BLU-MED Mobile Field Hospital

UN: More Disaster Risk Management Funds

The United Nations released its 2015 Global Assessment Report on Disaster Risk Reduction (GAR15) last week along with a request for more international investment toward a global disaster risk management fund.

According to the yearly report’s findings, disaster losses worldwide average $250 billion to $300 billion annually. The report also stated that a $6 billion investment every year over the next 15 years would result in $360 billion in avoided losses over the same timeframe.

“For many countries, that small additional investment could make a crucial difference in achieving the national and international goals of ending poverty, improving health and education, and ensuring sustainable and equitable growth,” the GAR15 report said.

The report also stated that the majority of world governments are too focused on managing disasters instead of addressing the underlying factors — including poverty, poor urban planning, and lack of building codes — that make disasters more catastrophic.

“(G)rowing global inequality, increasing exposure to natural hazards, rapid urbanization and the overconsumption of energy and natural resources threaten to drive risk to dangerous and unpredictable levels with systemic global impacts,” UN Secretary-General Ban Ki-moon warned.

 

Liberia’s Last Ebola Patient Released from Treatment

After 16 days in a Chinese Ebola unit in Monrovia, Liberia’s last known Ebola patient was released on March 5 after being successfully treated. The news of her release came as Liberia went a week without a new confirmed Ebola case, the first time that’s happened since May 2014.

If there are no new confirmed cases of Ebola in Liberia as of April 3, the country could be declared Ebola-free.

Beatrice Yardolo, 58, was infected after three of her children had died from Ebola earlier. The family caught Ebola from Beatrice’s son, who was working in a treatment clinic.

The World Health Organization said almost 24,000 people were infected in the largest Ebola outbreak in history. The infection has killed more than 9,700 people, including more than 4,100 in Liberia.
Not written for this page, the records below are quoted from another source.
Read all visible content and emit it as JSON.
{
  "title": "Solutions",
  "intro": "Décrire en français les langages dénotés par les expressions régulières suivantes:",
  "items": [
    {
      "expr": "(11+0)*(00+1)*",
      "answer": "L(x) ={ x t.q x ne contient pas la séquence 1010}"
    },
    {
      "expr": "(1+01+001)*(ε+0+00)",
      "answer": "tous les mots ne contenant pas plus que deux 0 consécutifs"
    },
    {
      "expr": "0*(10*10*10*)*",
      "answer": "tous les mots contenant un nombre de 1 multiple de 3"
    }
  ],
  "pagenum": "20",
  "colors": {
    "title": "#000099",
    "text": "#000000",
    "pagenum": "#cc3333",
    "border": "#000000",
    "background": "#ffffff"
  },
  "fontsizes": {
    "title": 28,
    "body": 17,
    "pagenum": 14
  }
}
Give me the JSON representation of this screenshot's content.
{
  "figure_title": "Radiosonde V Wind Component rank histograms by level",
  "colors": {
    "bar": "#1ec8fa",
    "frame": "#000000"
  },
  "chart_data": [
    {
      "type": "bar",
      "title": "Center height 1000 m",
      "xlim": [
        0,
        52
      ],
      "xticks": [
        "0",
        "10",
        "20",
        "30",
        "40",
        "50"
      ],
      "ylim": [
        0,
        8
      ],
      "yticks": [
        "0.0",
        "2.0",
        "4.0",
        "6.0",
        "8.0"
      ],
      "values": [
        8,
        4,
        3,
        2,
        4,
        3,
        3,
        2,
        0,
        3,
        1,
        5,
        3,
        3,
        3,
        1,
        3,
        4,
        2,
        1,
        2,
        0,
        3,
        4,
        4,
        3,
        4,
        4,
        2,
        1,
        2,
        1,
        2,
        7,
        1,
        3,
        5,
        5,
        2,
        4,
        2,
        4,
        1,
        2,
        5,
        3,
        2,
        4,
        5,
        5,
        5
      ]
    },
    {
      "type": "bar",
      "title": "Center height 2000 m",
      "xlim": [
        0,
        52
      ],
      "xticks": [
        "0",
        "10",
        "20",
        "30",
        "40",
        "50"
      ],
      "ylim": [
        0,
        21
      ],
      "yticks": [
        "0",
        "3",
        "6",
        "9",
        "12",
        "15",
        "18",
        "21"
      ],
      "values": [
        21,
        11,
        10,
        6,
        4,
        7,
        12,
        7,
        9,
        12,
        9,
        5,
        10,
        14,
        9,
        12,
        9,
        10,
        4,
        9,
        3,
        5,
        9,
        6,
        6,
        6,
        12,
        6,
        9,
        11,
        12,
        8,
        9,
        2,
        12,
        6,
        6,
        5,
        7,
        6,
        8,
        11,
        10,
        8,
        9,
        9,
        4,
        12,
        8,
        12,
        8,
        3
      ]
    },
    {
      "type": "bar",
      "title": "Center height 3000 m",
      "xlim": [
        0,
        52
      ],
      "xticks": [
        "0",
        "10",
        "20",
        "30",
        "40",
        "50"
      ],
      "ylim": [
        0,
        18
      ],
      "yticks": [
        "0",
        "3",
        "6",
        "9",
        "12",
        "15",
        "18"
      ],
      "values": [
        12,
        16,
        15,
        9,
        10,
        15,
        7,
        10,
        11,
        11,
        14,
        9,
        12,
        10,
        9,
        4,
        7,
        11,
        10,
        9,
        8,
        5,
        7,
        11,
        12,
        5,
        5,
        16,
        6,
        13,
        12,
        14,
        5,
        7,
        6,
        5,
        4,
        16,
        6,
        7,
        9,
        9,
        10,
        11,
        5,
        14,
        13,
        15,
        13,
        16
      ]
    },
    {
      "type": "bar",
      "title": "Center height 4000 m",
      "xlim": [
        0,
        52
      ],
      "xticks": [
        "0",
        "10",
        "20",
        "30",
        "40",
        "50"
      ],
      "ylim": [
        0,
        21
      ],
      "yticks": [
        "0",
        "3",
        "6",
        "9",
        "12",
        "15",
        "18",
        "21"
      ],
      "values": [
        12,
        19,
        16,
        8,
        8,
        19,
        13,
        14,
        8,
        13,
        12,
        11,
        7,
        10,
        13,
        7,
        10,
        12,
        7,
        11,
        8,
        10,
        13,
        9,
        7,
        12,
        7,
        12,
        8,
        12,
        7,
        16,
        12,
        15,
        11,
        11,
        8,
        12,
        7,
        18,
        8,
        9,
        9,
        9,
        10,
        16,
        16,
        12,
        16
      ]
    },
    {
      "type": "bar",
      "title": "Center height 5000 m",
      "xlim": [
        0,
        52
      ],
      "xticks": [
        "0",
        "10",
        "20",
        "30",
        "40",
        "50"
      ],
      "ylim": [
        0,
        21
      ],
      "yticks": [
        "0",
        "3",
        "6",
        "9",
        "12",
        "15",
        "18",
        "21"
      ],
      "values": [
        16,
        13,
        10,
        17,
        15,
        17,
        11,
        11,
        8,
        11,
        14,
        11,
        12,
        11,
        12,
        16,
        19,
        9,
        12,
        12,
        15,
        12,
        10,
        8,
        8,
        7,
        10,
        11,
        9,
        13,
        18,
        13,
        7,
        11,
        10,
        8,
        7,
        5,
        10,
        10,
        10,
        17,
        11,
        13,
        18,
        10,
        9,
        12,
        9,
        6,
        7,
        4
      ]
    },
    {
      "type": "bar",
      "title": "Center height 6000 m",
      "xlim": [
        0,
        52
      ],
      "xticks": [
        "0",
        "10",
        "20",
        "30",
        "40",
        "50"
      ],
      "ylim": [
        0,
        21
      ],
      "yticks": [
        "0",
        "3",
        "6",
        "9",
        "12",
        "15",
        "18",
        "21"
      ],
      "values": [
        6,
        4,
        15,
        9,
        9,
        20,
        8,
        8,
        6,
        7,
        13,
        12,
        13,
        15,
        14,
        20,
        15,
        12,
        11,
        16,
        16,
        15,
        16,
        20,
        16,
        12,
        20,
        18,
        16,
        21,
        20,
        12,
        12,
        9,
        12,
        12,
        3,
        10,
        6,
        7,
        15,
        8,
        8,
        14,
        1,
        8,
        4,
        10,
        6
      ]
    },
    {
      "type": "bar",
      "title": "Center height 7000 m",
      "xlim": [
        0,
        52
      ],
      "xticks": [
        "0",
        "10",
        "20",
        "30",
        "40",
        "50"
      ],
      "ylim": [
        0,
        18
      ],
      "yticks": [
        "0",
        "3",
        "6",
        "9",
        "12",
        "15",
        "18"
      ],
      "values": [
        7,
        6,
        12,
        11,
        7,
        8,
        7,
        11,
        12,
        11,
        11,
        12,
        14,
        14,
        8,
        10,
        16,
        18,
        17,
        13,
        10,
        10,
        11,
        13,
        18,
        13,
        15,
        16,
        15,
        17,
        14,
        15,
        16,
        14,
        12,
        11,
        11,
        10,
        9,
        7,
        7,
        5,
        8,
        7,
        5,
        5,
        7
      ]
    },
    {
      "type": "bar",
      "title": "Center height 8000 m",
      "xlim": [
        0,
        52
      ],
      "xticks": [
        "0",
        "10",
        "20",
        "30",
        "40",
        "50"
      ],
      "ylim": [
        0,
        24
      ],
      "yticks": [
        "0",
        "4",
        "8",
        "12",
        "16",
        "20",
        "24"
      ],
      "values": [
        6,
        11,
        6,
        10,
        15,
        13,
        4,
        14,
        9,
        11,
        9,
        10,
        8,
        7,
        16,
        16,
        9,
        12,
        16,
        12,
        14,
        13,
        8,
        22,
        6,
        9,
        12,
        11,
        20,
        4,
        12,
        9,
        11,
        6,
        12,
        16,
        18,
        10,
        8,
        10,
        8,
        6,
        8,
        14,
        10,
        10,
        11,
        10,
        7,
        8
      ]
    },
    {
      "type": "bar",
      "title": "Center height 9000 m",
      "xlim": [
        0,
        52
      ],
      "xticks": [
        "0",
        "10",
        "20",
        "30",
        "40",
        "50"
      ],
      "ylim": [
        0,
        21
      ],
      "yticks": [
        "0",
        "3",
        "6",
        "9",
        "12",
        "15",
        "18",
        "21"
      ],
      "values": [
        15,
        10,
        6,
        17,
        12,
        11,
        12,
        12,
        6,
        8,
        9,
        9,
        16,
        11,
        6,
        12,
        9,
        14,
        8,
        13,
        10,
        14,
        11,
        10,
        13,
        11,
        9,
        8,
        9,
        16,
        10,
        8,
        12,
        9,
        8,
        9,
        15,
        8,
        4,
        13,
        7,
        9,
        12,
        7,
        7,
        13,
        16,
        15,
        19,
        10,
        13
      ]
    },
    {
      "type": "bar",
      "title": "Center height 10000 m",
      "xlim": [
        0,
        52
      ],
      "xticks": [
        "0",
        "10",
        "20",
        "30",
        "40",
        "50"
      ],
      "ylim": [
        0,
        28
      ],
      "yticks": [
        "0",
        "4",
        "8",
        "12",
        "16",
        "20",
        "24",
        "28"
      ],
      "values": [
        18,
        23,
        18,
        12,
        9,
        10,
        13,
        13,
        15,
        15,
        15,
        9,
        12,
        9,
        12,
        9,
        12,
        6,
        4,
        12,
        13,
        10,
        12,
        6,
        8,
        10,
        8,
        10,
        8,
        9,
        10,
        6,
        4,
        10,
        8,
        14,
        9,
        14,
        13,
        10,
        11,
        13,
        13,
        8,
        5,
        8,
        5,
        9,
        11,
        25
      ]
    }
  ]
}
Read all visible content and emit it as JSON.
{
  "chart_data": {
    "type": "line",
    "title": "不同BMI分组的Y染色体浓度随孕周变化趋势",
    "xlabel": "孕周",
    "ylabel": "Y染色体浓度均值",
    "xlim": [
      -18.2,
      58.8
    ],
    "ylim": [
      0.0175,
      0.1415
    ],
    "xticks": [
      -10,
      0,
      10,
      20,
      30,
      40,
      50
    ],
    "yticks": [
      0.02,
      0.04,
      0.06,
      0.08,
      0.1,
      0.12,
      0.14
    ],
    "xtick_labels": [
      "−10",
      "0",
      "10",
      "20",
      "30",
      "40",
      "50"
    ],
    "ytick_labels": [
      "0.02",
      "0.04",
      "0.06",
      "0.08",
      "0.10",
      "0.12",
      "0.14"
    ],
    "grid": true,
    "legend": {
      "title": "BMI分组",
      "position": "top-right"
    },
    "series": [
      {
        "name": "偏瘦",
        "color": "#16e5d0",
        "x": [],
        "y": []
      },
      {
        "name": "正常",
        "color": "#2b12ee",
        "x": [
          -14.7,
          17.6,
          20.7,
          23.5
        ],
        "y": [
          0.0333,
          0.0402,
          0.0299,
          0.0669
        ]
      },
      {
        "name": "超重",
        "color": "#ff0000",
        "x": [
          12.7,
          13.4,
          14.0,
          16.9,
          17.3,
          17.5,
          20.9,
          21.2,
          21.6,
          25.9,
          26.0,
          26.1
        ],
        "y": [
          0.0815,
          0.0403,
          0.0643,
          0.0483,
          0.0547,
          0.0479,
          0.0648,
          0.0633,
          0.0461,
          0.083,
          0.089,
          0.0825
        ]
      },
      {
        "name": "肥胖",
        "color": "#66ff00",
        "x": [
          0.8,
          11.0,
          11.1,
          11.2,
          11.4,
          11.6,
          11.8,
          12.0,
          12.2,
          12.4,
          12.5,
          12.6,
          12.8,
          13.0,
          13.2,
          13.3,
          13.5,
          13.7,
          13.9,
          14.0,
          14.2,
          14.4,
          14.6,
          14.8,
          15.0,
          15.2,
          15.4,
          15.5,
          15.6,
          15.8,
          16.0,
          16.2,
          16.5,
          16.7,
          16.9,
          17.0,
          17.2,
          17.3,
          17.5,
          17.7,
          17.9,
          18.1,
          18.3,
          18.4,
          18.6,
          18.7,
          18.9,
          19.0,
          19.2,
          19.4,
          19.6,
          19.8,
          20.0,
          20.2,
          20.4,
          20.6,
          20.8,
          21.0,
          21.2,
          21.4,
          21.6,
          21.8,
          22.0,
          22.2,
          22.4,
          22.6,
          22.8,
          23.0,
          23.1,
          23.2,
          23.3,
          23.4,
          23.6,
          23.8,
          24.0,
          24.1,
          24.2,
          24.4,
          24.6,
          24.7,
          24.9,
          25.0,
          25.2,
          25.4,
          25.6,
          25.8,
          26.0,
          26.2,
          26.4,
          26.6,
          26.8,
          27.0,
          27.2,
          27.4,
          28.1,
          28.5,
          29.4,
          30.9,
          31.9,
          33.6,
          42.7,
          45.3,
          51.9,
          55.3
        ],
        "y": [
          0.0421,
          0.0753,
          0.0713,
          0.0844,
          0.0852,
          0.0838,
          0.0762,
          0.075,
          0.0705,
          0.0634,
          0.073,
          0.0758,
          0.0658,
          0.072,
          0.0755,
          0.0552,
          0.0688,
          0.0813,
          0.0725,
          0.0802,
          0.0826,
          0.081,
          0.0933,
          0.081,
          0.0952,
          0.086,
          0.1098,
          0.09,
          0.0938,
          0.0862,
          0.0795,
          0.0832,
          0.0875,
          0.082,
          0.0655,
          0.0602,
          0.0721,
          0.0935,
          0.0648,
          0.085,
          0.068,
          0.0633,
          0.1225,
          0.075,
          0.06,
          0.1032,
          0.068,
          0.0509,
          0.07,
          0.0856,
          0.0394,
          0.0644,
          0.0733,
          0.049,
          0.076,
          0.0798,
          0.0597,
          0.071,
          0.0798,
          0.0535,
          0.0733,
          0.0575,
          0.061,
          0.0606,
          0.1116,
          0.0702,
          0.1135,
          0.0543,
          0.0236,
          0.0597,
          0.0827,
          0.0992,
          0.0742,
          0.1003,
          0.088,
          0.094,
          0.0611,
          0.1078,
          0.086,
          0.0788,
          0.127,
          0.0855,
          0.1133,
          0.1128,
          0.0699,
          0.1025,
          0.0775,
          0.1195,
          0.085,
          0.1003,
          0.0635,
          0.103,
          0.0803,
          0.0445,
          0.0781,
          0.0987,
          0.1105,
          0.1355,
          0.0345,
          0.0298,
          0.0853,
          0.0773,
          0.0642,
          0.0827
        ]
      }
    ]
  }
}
Two BLU-MED Response Systems® Mobile Field Hospitals with Ebola Isolation Units were used on the front line of the battle against the outbreak in the Liberian capital of Monrovia.

 

Ebola Outbreak a ‘Wake-Up Call’ for World’s Health Systems

A recent Save the Children report warns that almost 30 countries are in jeopardy of suffering an Ebola-style epidemic that could affect millions of children.

The group’s ‘A Wake Up Call: Lessons from Ebola for the World’s Health Systemsreport found that 28 countries have weaker medical defense systems than the three West African nations — Liberia, Guinea and Sierra Leone — considered to be the outbreak’s epicenter.

“The world woke up to Ebola but now people need to wake up to the scandal of weak health systems, which not only risk new diseases spreading, but also contribute to the deaths of 17,000 children each day from preventable causes like pneumonia and malaria,” the report noted.